CriteriaA: Lua AtomicB: Relayer SignsC: Dist LockD: OptimisticE: Hybrid (A+Monitor)
Eliminates nonce race❌ (retries)
Prevents nonce gapsPartial
Handles stuck txs✅ (can re-sign)
Preserves security model
Concurrent tx throughputHighHighLow (serial)MediumHigh
Implementation effortMediumLargeMediumSmallLarge
Works for user wallets❌ (needs key)✅ (monitor limited)
Operational complexityLowHighMediumLowMedium

Recommendation

Start with Approach A (Atomic Nonce Reservation) — it solves the critical race condition with moderate effort and zero architectural disruption. The key changes are:
  1. Replace getTrackedNonce + setTrackedNonce with atomic acquireNonce (Lua)
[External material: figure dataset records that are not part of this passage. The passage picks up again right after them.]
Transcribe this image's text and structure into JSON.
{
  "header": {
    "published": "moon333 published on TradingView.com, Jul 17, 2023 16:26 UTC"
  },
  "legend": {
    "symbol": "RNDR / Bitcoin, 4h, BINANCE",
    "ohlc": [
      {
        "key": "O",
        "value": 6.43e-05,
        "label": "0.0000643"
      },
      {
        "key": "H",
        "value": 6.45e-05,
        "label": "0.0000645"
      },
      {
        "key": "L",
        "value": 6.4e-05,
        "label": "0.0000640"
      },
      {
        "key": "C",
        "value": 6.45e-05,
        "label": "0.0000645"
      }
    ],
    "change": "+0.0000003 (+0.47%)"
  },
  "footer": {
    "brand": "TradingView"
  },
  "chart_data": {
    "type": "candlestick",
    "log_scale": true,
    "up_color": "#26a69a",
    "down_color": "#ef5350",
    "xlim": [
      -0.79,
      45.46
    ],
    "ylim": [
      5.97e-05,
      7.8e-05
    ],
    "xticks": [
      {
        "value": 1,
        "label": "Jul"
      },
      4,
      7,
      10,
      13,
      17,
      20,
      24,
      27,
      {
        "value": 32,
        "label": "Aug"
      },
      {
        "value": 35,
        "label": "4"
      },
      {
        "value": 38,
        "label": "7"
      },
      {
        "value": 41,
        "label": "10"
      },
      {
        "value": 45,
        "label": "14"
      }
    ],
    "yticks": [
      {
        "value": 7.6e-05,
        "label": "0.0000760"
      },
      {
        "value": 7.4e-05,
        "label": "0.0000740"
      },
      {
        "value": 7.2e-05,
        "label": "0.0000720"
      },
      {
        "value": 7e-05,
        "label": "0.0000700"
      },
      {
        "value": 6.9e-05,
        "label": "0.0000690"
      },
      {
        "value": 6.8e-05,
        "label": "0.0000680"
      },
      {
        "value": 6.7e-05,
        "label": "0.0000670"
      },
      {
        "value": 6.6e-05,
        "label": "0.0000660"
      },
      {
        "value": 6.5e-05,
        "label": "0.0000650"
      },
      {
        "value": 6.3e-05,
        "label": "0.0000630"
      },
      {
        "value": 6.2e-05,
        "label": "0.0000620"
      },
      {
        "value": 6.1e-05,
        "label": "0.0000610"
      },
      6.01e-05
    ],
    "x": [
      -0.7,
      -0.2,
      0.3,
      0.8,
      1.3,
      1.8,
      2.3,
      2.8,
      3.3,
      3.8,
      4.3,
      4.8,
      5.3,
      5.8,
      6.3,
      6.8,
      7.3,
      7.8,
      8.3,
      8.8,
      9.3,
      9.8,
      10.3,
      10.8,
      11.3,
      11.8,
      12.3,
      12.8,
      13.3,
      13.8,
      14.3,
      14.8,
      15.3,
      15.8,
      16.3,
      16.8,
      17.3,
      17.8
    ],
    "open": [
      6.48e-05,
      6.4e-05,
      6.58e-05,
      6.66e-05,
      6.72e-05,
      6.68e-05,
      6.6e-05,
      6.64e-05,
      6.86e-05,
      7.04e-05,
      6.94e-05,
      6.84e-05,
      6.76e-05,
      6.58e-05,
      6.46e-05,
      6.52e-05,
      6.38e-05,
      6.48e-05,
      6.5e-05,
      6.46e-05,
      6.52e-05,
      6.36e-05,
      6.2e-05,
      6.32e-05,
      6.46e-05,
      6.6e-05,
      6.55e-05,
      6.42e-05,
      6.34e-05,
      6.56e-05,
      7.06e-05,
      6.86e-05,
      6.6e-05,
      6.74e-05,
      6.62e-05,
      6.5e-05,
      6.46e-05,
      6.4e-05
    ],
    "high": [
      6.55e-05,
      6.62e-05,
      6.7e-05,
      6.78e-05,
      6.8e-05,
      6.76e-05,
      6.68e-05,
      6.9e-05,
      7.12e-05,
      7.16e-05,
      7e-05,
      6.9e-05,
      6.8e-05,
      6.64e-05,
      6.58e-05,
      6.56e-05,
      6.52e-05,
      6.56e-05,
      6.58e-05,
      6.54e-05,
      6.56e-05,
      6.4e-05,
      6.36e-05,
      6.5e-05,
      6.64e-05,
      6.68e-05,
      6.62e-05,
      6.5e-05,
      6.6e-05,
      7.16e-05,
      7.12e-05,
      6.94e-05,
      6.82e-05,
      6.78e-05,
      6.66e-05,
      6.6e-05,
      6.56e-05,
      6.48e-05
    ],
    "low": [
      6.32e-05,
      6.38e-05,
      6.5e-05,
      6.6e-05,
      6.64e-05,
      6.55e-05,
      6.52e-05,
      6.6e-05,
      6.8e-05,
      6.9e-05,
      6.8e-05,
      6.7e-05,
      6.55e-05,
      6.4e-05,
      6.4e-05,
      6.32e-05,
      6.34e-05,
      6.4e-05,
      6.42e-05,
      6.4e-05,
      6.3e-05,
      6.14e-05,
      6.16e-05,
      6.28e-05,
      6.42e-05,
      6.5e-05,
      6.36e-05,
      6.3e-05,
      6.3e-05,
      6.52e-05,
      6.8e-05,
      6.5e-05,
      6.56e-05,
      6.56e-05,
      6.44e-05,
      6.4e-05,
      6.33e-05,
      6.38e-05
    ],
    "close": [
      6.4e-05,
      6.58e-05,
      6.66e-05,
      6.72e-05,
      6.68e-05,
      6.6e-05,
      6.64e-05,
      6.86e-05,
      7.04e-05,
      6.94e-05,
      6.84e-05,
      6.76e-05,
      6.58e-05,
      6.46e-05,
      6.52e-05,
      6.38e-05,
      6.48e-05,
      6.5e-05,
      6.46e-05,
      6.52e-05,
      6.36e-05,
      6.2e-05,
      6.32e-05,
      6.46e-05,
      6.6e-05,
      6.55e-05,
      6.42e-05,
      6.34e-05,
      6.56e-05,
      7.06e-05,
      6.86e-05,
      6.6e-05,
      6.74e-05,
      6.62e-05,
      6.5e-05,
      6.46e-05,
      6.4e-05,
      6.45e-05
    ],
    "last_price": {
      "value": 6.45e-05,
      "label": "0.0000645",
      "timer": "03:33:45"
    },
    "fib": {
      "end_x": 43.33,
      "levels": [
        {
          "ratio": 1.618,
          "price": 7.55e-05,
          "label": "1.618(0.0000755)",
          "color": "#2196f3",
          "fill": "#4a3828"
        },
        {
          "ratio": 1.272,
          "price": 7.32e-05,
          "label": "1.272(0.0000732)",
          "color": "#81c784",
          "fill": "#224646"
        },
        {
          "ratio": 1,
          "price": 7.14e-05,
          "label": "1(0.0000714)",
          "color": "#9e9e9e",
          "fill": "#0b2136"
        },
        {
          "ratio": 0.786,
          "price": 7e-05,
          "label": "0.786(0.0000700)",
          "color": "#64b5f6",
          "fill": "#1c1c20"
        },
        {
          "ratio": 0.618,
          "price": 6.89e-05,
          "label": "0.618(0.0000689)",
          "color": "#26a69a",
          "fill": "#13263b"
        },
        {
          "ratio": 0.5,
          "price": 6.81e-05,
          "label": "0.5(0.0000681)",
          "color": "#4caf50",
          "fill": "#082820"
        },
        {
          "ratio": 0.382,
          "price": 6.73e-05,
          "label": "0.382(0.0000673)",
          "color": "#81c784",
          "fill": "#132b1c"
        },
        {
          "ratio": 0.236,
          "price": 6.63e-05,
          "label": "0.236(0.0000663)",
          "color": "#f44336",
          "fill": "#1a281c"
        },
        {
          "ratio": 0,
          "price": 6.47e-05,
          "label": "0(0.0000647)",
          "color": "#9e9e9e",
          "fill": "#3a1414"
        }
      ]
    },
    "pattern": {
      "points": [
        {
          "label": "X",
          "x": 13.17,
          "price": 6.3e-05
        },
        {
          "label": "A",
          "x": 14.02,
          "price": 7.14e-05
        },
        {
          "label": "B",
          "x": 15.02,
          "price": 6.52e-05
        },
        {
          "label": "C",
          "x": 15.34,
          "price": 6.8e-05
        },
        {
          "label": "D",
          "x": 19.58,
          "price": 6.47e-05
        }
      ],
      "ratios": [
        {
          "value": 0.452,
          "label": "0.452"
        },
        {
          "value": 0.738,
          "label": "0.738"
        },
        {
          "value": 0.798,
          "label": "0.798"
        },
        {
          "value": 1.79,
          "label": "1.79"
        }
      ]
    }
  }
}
  2. Remove incrementNonce from sendRawTransaction (already reserved)
  3. Add recycleNonce endpoint for pre-broadcast failures
  4. Add try/catch with recycle in core’s tx flows
Then incrementally add Approach E’s monitor for stuck transaction detection and nonce gap recovery. The monitor is valuable but not blocking — the atomic reservation alone fixes the most common failure mode (concurrent nonce collision). The per-address stuck transaction recovery (gas bumping, cancellation) is limited for user wallets since the relayer doesn’t hold user keys. For user wallets, the practical recovery path is: detect the stuck nonce, alert the user or system, and have core re-derive the signer to submit a replacement. This can be a Temporal workflow that periodically checks pending txs.